I didn’t even tell Wild Bill I knew who it was that wanted me dead and why. I let out my breath easy, made my excuses to Bill, and hit the street. I found myself walking very fast, becoming madder and madder, wanting to turn around and go back for Ruggert.
Finally I thought of how he looked and what had happened to him. I didn’t know how he ended up in Deadwood, but it never occurred to me it had been on purpose. Probably figured me dead by Apache, and my guess is that was a disappointment for him, not having the chance to get his hands into the act. And then fate had brought us back together. He had somehow made his way to Deadwood, was little more than a beggar, and here I came riding in with Cullen and the China girls.

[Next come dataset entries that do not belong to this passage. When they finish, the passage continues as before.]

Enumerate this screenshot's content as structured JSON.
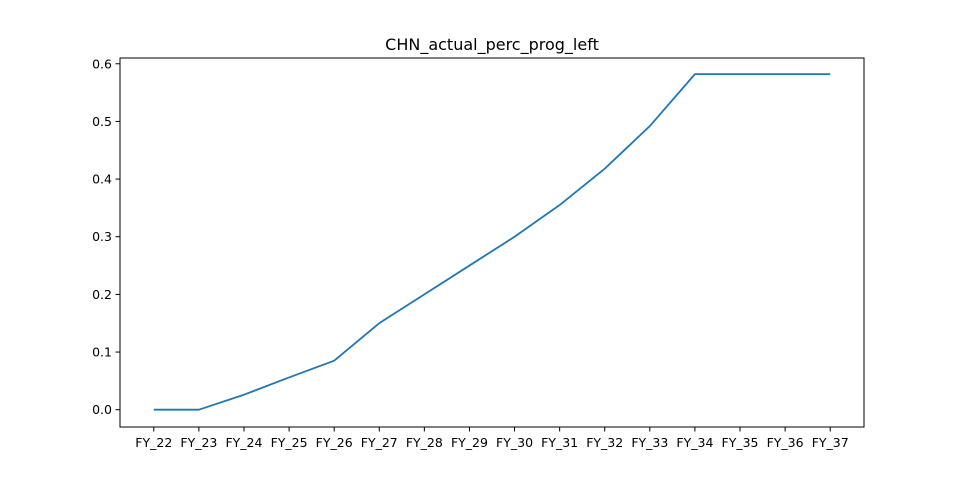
{
  "chart_data": {
    "type": "line",
    "title": "CHN_actual_perc_prog_left",
    "xlabel": "",
    "ylabel": "",
    "categories": [
      "FY_22",
      "FY_23",
      "FY_24",
      "FY_25",
      "FY_26",
      "FY_27",
      "FY_28",
      "FY_29",
      "FY_30",
      "FY_31",
      "FY_32",
      "FY_33",
      "FY_34",
      "FY_35",
      "FY_36",
      "FY_37"
    ],
    "series": [
      {
        "values": [
          0.0,
          0.0,
          0.026,
          0.056,
          0.085,
          0.15,
          0.2,
          0.25,
          0.3,
          0.355,
          0.418,
          0.492,
          0.582,
          0.582,
          0.582,
          0.582
        ],
        "color": "#1f77b4"
      }
    ],
    "ylim": [
      -0.03,
      0.61
    ],
    "yticks": [
      0.0,
      0.1,
      0.2,
      0.3,
      0.4,
      0.5,
      0.6
    ],
    "ytick_labels": [
      "0.0",
      "0.1",
      "0.2",
      "0.3",
      "0.4",
      "0.5",
      "0.6"
    ],
    "grid": false,
    "legend": "none"
  }
}
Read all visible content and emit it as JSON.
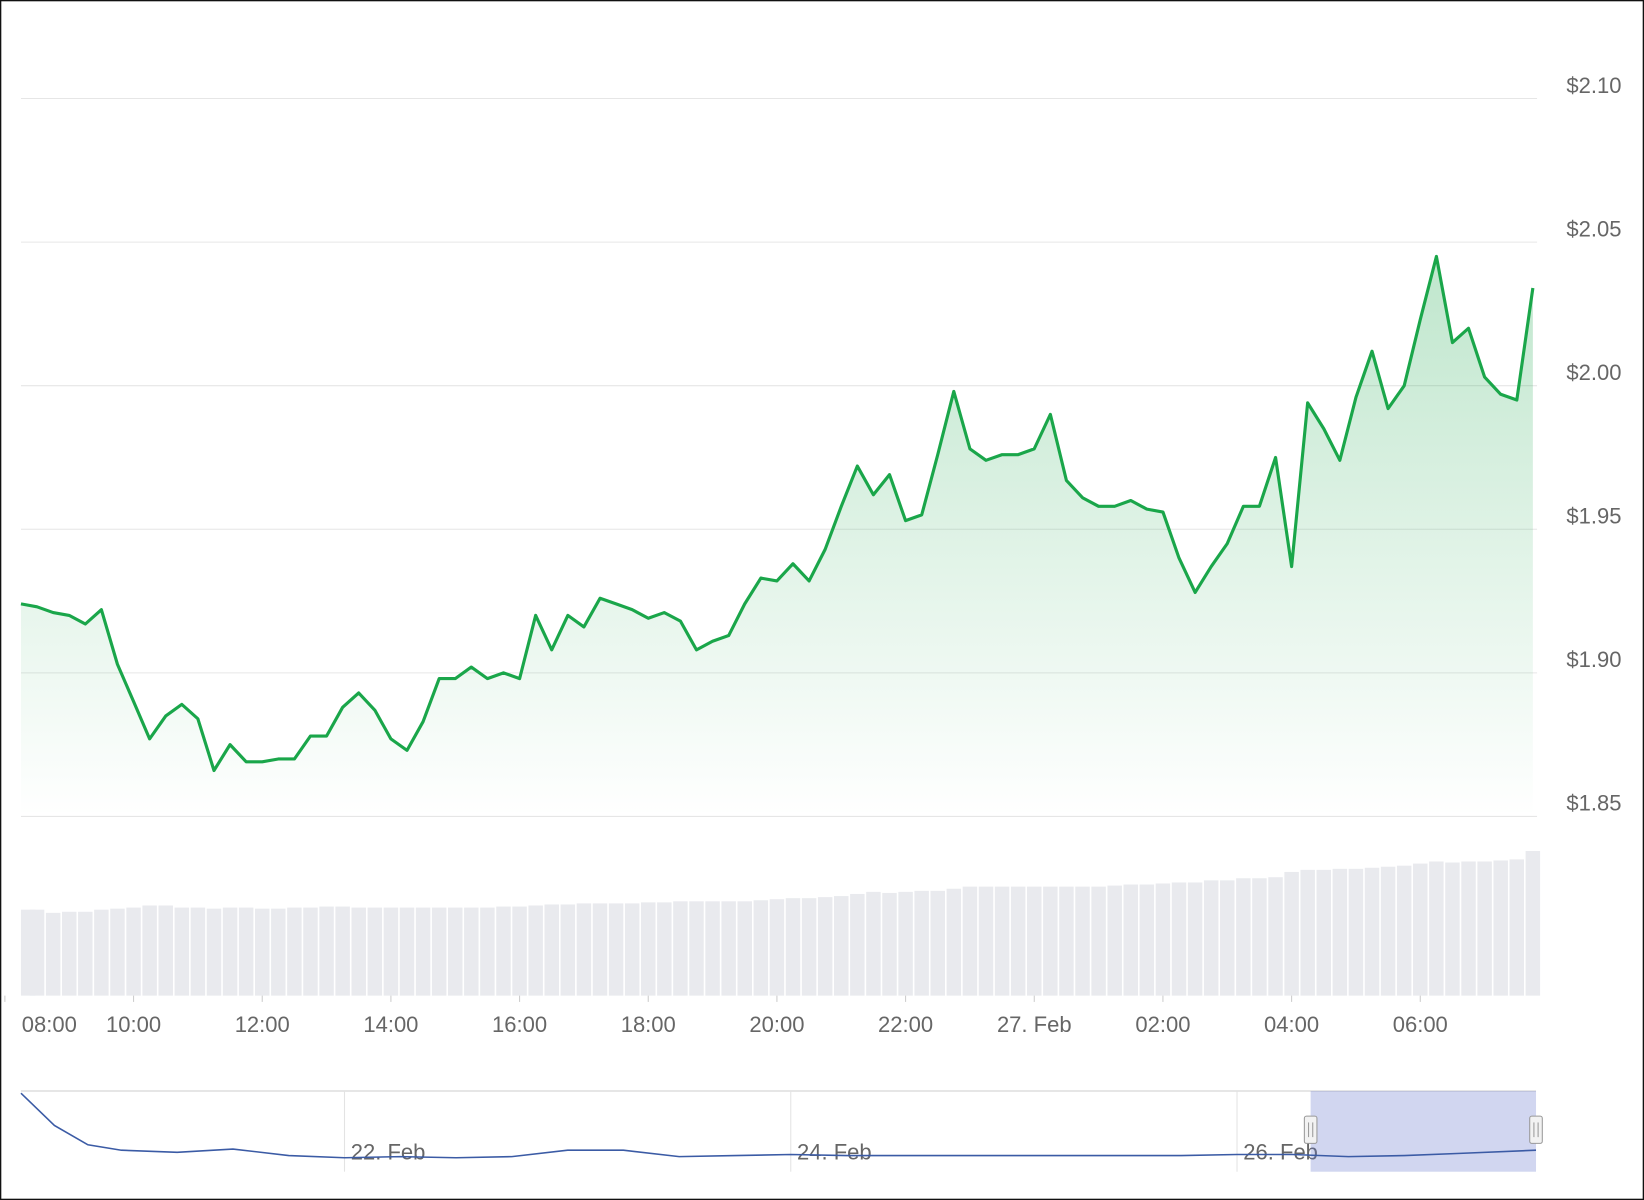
{
  "chart_data": {
    "type": "line",
    "color": "#1aa64a",
    "x": [
      8.25,
      8.5,
      8.75,
      9,
      9.25,
      9.5,
      9.75,
      10,
      10.25,
      10.5,
      10.75,
      11,
      11.25,
      11.5,
      11.75,
      12,
      12.25,
      12.5,
      12.75,
      13,
      13.25,
      13.5,
      13.75,
      14,
      14.25,
      14.5,
      14.75,
      15,
      15.25,
      15.5,
      15.75,
      16,
      16.25,
      16.5,
      16.75,
      17,
      17.25,
      17.5,
      17.75,
      18,
      18.25,
      18.5,
      18.75,
      19,
      19.25,
      19.5,
      19.75,
      20,
      20.25,
      20.5,
      20.75,
      21,
      21.25,
      21.5,
      21.75,
      22,
      22.25,
      22.5,
      22.75,
      23,
      23.25,
      23.5,
      23.75,
      24,
      24.25,
      24.5,
      24.75,
      25,
      25.25,
      25.5,
      25.75,
      26,
      26.25,
      26.5,
      26.75,
      27,
      27.25,
      27.5,
      27.75,
      28,
      28.25,
      28.5,
      28.75,
      29,
      29.25,
      29.5,
      29.75,
      30,
      30.25,
      30.5,
      30.75,
      31,
      31.25,
      31.5,
      31.75
    ],
    "values": [
      1.924,
      1.923,
      1.921,
      1.92,
      1.917,
      1.922,
      1.903,
      1.89,
      1.877,
      1.885,
      1.889,
      1.884,
      1.866,
      1.875,
      1.869,
      1.869,
      1.87,
      1.87,
      1.878,
      1.878,
      1.888,
      1.893,
      1.887,
      1.877,
      1.873,
      1.883,
      1.898,
      1.898,
      1.902,
      1.898,
      1.9,
      1.898,
      1.92,
      1.908,
      1.92,
      1.916,
      1.926,
      1.924,
      1.922,
      1.919,
      1.921,
      1.918,
      1.908,
      1.911,
      1.913,
      1.924,
      1.933,
      1.932,
      1.938,
      1.932,
      1.943,
      1.958,
      1.972,
      1.962,
      1.969,
      1.953,
      1.955,
      1.976,
      1.998,
      1.978,
      1.974,
      1.976,
      1.976,
      1.978,
      1.99,
      1.967,
      1.961,
      1.958,
      1.958,
      1.96,
      1.957,
      1.956,
      1.94,
      1.928,
      1.937,
      1.945,
      1.958,
      1.958,
      1.975,
      1.937,
      1.994,
      1.985,
      1.974,
      1.996,
      2.012,
      1.992,
      2.0,
      2.023,
      2.045,
      2.015,
      2.02,
      2.003,
      1.997,
      1.995,
      2.034
    ],
    "volume": [
      82,
      82,
      79,
      80,
      80,
      82,
      83,
      84,
      86,
      86,
      84,
      84,
      83,
      84,
      84,
      83,
      83,
      84,
      84,
      85,
      85,
      84,
      84,
      84,
      84,
      84,
      84,
      84,
      84,
      84,
      85,
      85,
      86,
      87,
      87,
      88,
      88,
      88,
      88,
      89,
      89,
      90,
      90,
      90,
      90,
      90,
      91,
      92,
      93,
      93,
      94,
      95,
      97,
      99,
      98,
      99,
      100,
      100,
      102,
      104,
      104,
      104,
      104,
      104,
      104,
      104,
      104,
      104,
      105,
      106,
      106,
      107,
      108,
      108,
      110,
      110,
      112,
      112,
      113,
      118,
      120,
      120,
      121,
      121,
      122,
      123,
      124,
      126,
      128,
      127,
      128,
      128,
      129,
      130,
      138
    ],
    "xlim": [
      8.25,
      31.75
    ],
    "ylim": [
      1.85,
      2.1
    ],
    "yticks": [
      {
        "value": 1.85,
        "label": "$1.85"
      },
      {
        "value": 1.9,
        "label": "$1.90"
      },
      {
        "value": 1.95,
        "label": "$1.95"
      },
      {
        "value": 2.0,
        "label": "$2.00"
      },
      {
        "value": 2.05,
        "label": "$2.05"
      },
      {
        "value": 2.1,
        "label": "$2.10"
      }
    ],
    "xticks": [
      {
        "value": 8,
        "label": "08:00"
      },
      {
        "value": 10,
        "label": "10:00"
      },
      {
        "value": 12,
        "label": "12:00"
      },
      {
        "value": 14,
        "label": "14:00"
      },
      {
        "value": 16,
        "label": "16:00"
      },
      {
        "value": 18,
        "label": "18:00"
      },
      {
        "value": 20,
        "label": "20:00"
      },
      {
        "value": 22,
        "label": "22:00"
      },
      {
        "value": 24,
        "label": "27. Feb"
      },
      {
        "value": 26,
        "label": "02:00"
      },
      {
        "value": 28,
        "label": "04:00"
      },
      {
        "value": 30,
        "label": "06:00"
      }
    ],
    "grid": true,
    "navigator": {
      "color": "#3b5ba5",
      "x": [
        20.55,
        20.7,
        20.85,
        21,
        21.25,
        21.5,
        21.75,
        22,
        22.25,
        22.5,
        22.75,
        23,
        23.25,
        23.5,
        23.75,
        24,
        24.25,
        24.5,
        24.75,
        25,
        25.25,
        25.5,
        25.75,
        26,
        26.25,
        26.5,
        26.75,
        27,
        27.34
      ],
      "values": [
        2.53,
        2.23,
        2.05,
        2.0,
        1.98,
        2.01,
        1.95,
        1.93,
        1.94,
        1.93,
        1.94,
        2.0,
        2.0,
        1.94,
        1.95,
        1.96,
        1.95,
        1.95,
        1.95,
        1.95,
        1.95,
        1.95,
        1.95,
        1.96,
        1.96,
        1.94,
        1.95,
        1.97,
        2.0
      ],
      "xlim": [
        20.55,
        27.34
      ],
      "ylim": [
        1.8,
        2.55
      ],
      "xticks": [
        {
          "value": 22,
          "label": "22. Feb"
        },
        {
          "value": 24,
          "label": "24. Feb"
        },
        {
          "value": 26,
          "label": "26. Feb"
        }
      ],
      "selection": [
        26.33,
        27.34
      ]
    }
  }
}
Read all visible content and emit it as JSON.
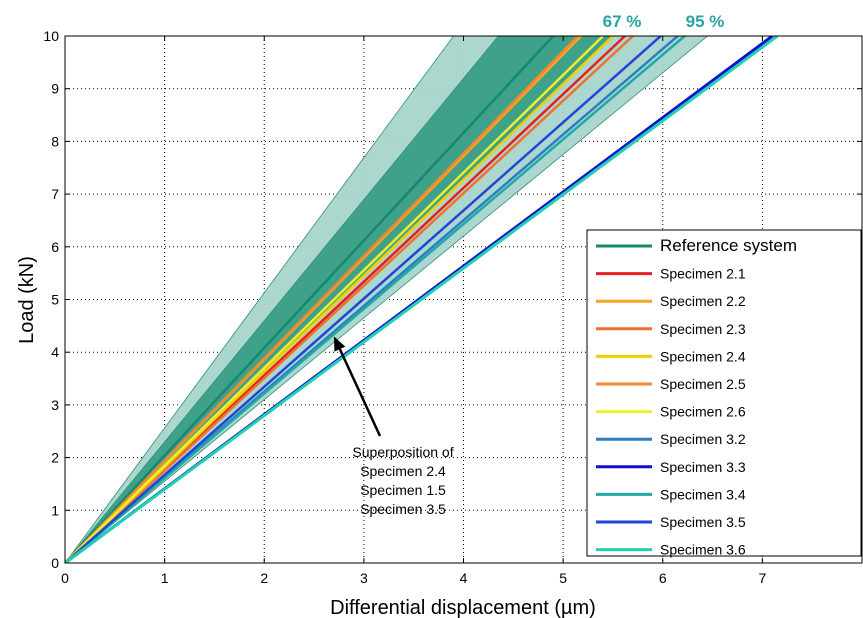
{
  "chart_data": {
    "type": "line",
    "xlabel": "Differential displacement (µm)",
    "ylabel": "Load (kN)",
    "xlim": [
      0,
      8
    ],
    "ylim": [
      0,
      10
    ],
    "xticks": [
      "0",
      "1",
      "2",
      "3",
      "4",
      "5",
      "6",
      "7"
    ],
    "yticks": [
      "0",
      "1",
      "2",
      "3",
      "4",
      "5",
      "6",
      "7",
      "8",
      "9",
      "10"
    ],
    "grid": true,
    "legend_position": "bottom-right",
    "confidence_bands": [
      {
        "label": "67 %",
        "x_at_10kN": [
          4.35,
          5.5
        ],
        "color": "#3a9e86"
      },
      {
        "label": "95 %",
        "x_at_10kN": [
          3.9,
          6.45
        ],
        "color": "#a8d5cb"
      }
    ],
    "series": [
      {
        "name": "Reference system",
        "x_at_10kN": 4.9,
        "color": "#138a6e"
      },
      {
        "name": "Specimen 2.1",
        "x_at_10kN": 5.62,
        "color": "#e62020"
      },
      {
        "name": "Specimen 2.2",
        "x_at_10kN": 5.18,
        "color": "#f5a623"
      },
      {
        "name": "Specimen 2.3",
        "x_at_10kN": 5.7,
        "color": "#f07030"
      },
      {
        "name": "Specimen 2.4",
        "x_at_10kN": 5.5,
        "color": "#f0d000"
      },
      {
        "name": "Specimen 2.5",
        "x_at_10kN": 5.15,
        "color": "#f08a30"
      },
      {
        "name": "Specimen 2.6",
        "x_at_10kN": 5.4,
        "color": "#eeee30"
      },
      {
        "name": "Specimen 3.2",
        "x_at_10kN": 6.15,
        "color": "#2a7fc0"
      },
      {
        "name": "Specimen 3.3",
        "x_at_10kN": 7.1,
        "color": "#1010d0"
      },
      {
        "name": "Specimen 3.4",
        "x_at_10kN": 6.22,
        "color": "#20a8a8"
      },
      {
        "name": "Specimen 3.5",
        "x_at_10kN": 5.98,
        "color": "#2045d8"
      },
      {
        "name": "Specimen 3.6",
        "x_at_10kN": 7.15,
        "color": "#20d0b0"
      }
    ],
    "annotation": {
      "lines": [
        "Superposition of",
        "Specimen 2.4",
        "Specimen 1.5",
        "Specimen 3.5"
      ],
      "arrow_target": {
        "x": 2.7,
        "y": 4.3
      }
    }
  }
}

From the time he seen me that day, his fortunes had steady climbed up the ladder, and it may have been giving him too much credit to think he had improved them purely to hire the help he needed to take me down, but I wouldn’t put it past him. It fit with what Mr. Loving said. He latched onto notions like a thirsty tick and wasn’t happy until he had sucked all the blood out of them.
By the time I got to my room, I had begun to feel sorry for Ruggert again, the way he had been tortured by the Apache, and though it wasn’t enough to soothe my burning hatred of him, as he had done just as bad to Pa, it was enough to throw a damp towel over my feelings, at least to some extent.
Pushed under my door was a flyer. Inside my room I lit a lamp and gave it a gander. At the top of it there was a couple sentences penciled in:
This here sounds like your meat. It could mean big money.
Cullen
The flyer had a drawing of a man with a rifle, and he had long hair and was dressed like Wild Bill. It was about a Deadwood shooting match, and the prize money was considerable. There was an entry fee and a sign-up deadline. I had two days to beat that.